Friday, February 27, 2009

Wes Hempel


In the Leslie-Lohman Gay Art Foundation blurb about his work Wes Hempel says, "It's so pervasive a heterosexual story that you get in Art history...I'm trying to imagine what a gay art historical past would look like." * I was intrigued by both the work, and the statement, so I looked Hempel up on line and found his artist’s Website. There I discovered not only the larger oil paintings of young men in various antique and bucolic settings, but a series of smaller paintings in oil and graphite on book pages titled the Van Dyck Series. One, "page 29" shows a handsome and muscular barely (pun intended) twenty something man, torso exposed to the waste, seated cross-legged reading a booklet. The top of his head is wrapped in a white strip as though bandaged, and his incomplete foot is sketched in pencil over the gesso as though the artist had not finished the work. The figure is beautifully and subtly, I might say “lovingly” modeled in order to pick out the contours of beefy young well-muscled form. A white halo of gesso surrounds the model, thus preventing the oil paint from damaging the paper beneath it, but also separating the figure from the page, almost as though he / it is suspended above the printed paper of the book. Page 29 itself shows two drawings / prints by Sir Anthony Van Dyck, and of course the text about Van Dyck, most of which is obscured by the painted figure. Thus, a revisionist gay Art history is begun.

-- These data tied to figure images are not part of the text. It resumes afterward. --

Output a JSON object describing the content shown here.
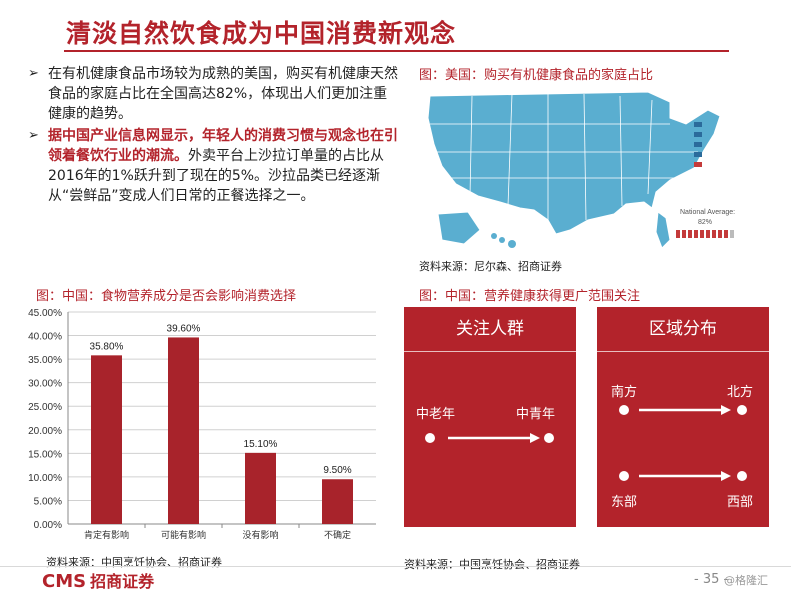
{
  "slide": {
    "title": "清淡自然饮食成为中国消费新观念",
    "bullet1": "在有机健康食品市场较为成熟的美国，购买有机健康天然食品的家庭占比在全国高达82%，体现出人们更加注重健康的趋势。",
    "bullet2_red": "据中国产业信息网显示，年轻人的消费习惯与观念也在引领着餐饮行业的潮流。",
    "bullet2_rest": "外卖平台上沙拉订单量的占比从2016年的1%跃升到了现在的5%。沙拉品类已经逐渐从“尝鲜品”变成人们日常的正餐选择之一。",
    "bullet_mark": "➢"
  },
  "map": {
    "caption": "图：美国：购买有机健康食品的家庭占比",
    "national_average_label": "National Average:",
    "national_average_value": "82%",
    "source": "资料来源：尼尔森、招商证券"
  },
  "chart_data": {
    "type": "bar",
    "title": "图：中国：食物营养成分是否会影响消费选择",
    "categories": [
      "肯定有影响",
      "可能有影响",
      "没有影响",
      "不确定"
    ],
    "values": [
      35.8,
      39.6,
      15.1,
      9.5
    ],
    "value_labels": [
      "35.80%",
      "39.60%",
      "15.10%",
      "9.50%"
    ],
    "ylim": [
      0,
      45
    ],
    "y_ticks": [
      "0.00%",
      "5.00%",
      "10.00%",
      "15.00%",
      "20.00%",
      "25.00%",
      "30.00%",
      "35.00%",
      "40.00%",
      "45.00%"
    ],
    "grid": true,
    "color": "#a8232b",
    "source": "资料来源：中国烹饪协会、招商证券"
  },
  "infographic": {
    "caption": "图：中国：营养健康获得更广范围关注",
    "panel1": {
      "title": "关注人群",
      "from": "中老年",
      "to": "中青年"
    },
    "panel2": {
      "title": "区域分布",
      "row1_from": "南方",
      "row1_to": "北方",
      "row2_from": "东部",
      "row2_to": "西部"
    },
    "source": "资料来源：中国烹饪协会、招商证券",
    "color": "#b3232b"
  },
  "footer": {
    "logo": "CMS",
    "logo_cn": "招商证券",
    "page": "- 35 -",
    "watermark": "@格隆汇"
  }
}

Look for a future entry about Wes’ collaboration with partner Jack Balas.

• Hempel, Wes, in the Leslie-Lohman Gay Art Foundation Website, http://www.leslielohman.org/ArtistsPages/hempel.html, Viewed 11:56 PM., February 15, 2009.

2 comments:

Will said...

I discovered Wes Hempel via his painting Fatherhood just this last week at the Denver Art Museum. As a gay man who raised two adopted Korean orphan girls to magnificent womanhood, I was immediately taken by Wes's work. I found your blog because of your reference to him, and will be exploring it in future visits.

Kittredge Cherry said...

Thanks! As often happens, you and I are thinking along the same lines. I also admire Wes Hempel’s art. I just wrote about its gay spiritual themes at the Jesus in Love Blog: Artist Wes Hempel paints gay spiritual struggles.